Evaluate possible HIPAA concerns if using patient videos to demo techniques, procedures, or conditions. The Health Insurance Portability and Accountability Act of 1996 (HIPAA) works to ensure that individuals’ health information is properly protected while allowing the flow of health information between organizations and individuals. HIPAA regulated data includes any health information about an identifiable individual held or transmitted by a covered entity or its business associate, commonly referred to as “protected health information.” Under HIPAA, 2U would be considered a business associate whenever a university partner requires us to process existing HIPAA regulated data or to create HIPAA regulated data. 2U strives to avoid the hosting HIPAA regulated data in our systems.
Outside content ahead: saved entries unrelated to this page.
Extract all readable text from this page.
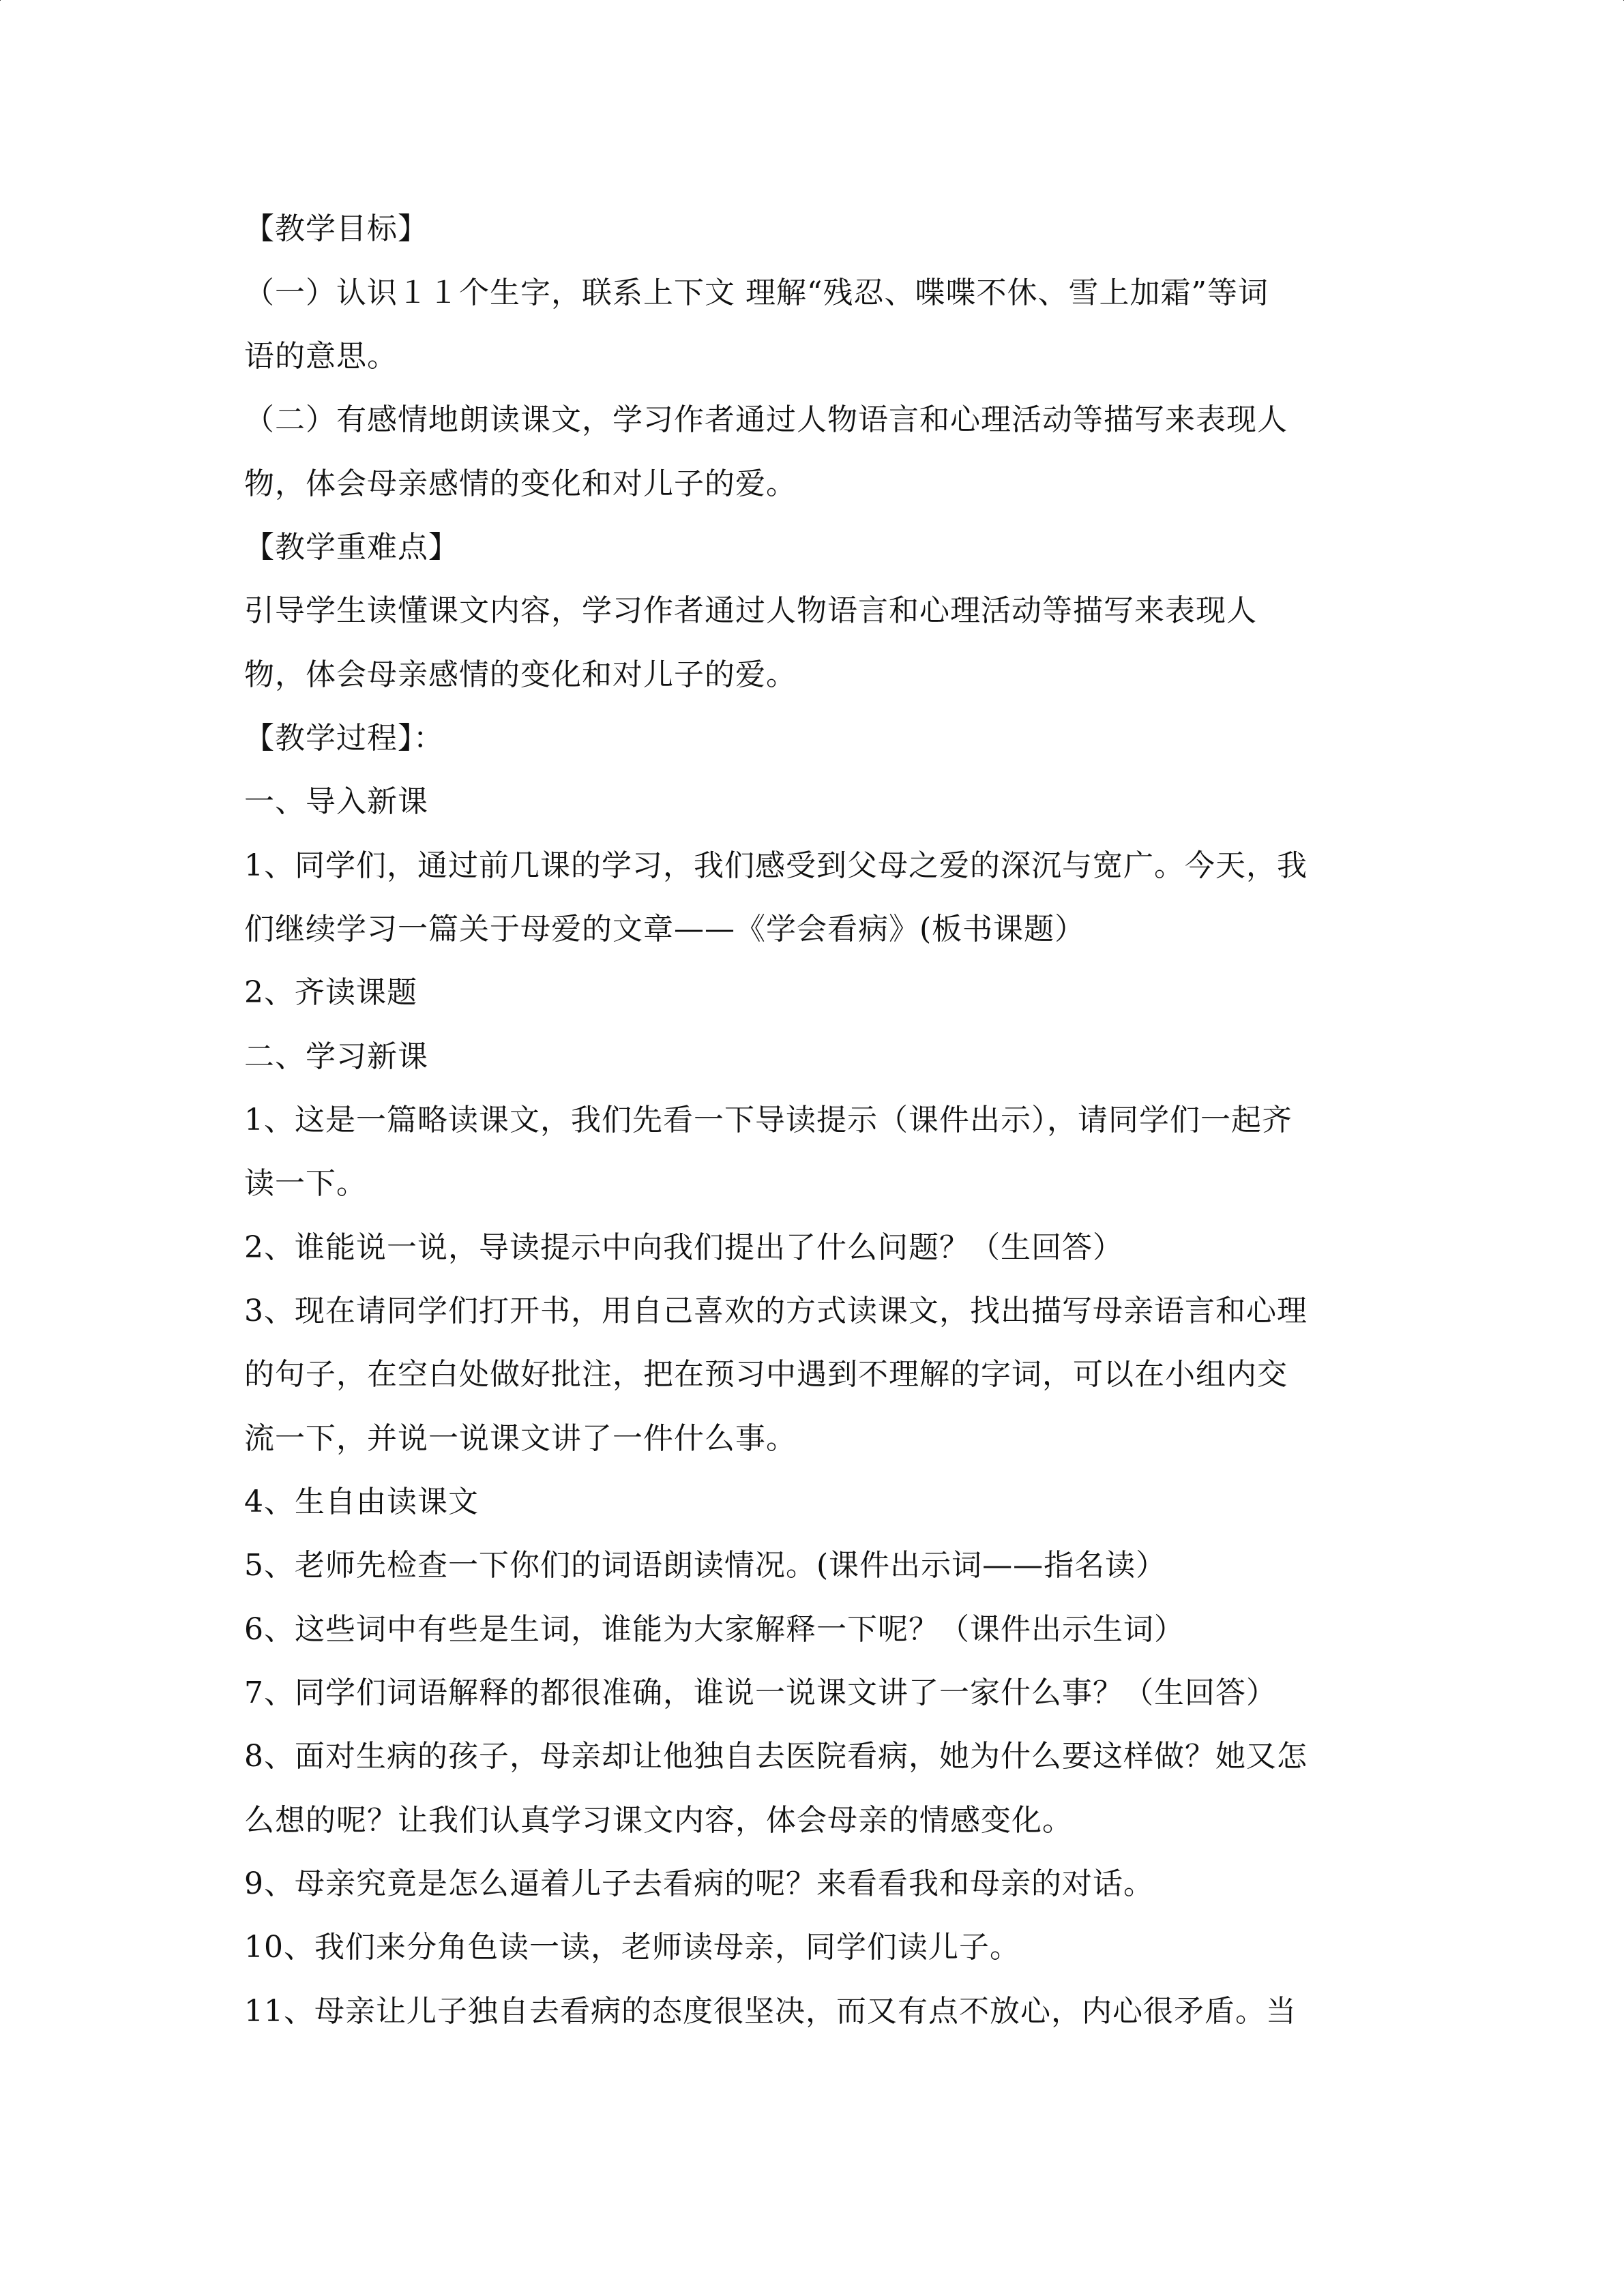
【教学目标】
（一）认识１１个生字，联系上下文 理解“残忍、喋喋不休、雪上加霜”等词
语的意思。
（二）有感情地朗读课文，学习作者通过人物语言和心理活动等描写来表现人
物，体会母亲感情的变化和对儿子的爱。
【教学重难点】
引导学生读懂课文内容，学习作者通过人物语言和心理活动等描写来表现人
物，体会母亲感情的变化和对儿子的爱。
【教学过程】：
一、导入新课
1、同学们，通过前几课的学习，我们感受到父母之爱的深沉与宽广。今天，我
们继续学习一篇关于母爱的文章——《学会看病》(板书课题）
2、齐读课题
二、学习新课
1、这是一篇略读课文，我们先看一下导读提示（课件出示），请同学们一起齐
读一下。
2、谁能说一说，导读提示中向我们提出了什么问题？（生回答）
3、现在请同学们打开书，用自己喜欢的方式读课文，找出描写母亲语言和心理
的句子，在空白处做好批注，把在预习中遇到不理解的字词，可以在小组内交
流一下，并说一说课文讲了一件什么事。
4、生自由读课文
5、老师先检查一下你们的词语朗读情况。(课件出示词——指名读）
6、这些词中有些是生词，谁能为大家解释一下呢？（课件出示生词）
7、同学们词语解释的都很准确，谁说一说课文讲了一家什么事？（生回答）
8、面对生病的孩子，母亲却让他独自去医院看病，她为什么要这样做？她又怎
么想的呢？让我们认真学习课文内容，体会母亲的情感变化。
9、母亲究竟是怎么逼着儿子去看病的呢？来看看我和母亲的对话。
10、我们来分角色读一读，老师读母亲，同学们读儿子。
11、母亲让儿子独自去看病的态度很坚决，而又有点不放心，内心很矛盾。当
If you have existing HIPAA regulated data, such as slide content or videos that feature patients, you can:
Link out to existing HIPAA regulated course materials that live in your university’s own HIPAA-compliant system. Students will need to be provisioned with direct access to that system as well.
Play existing, non-2U produced HIPAA regulated data, such as patient videos, in a NON-RECORDED Live Session. Our Zoom sessions are not HIPAA compliant so if you would like to play these videos, you must first turn off the recording. You can restart recording after covering the content specific to the patient.
Discipline: Nursing
Learning Objective: Students will be able to perform an efficient health history and a relevant, orderly, and complete physical examination for the patient.
Associated Assessment: Students competently obtain a health history and complete a physical exam.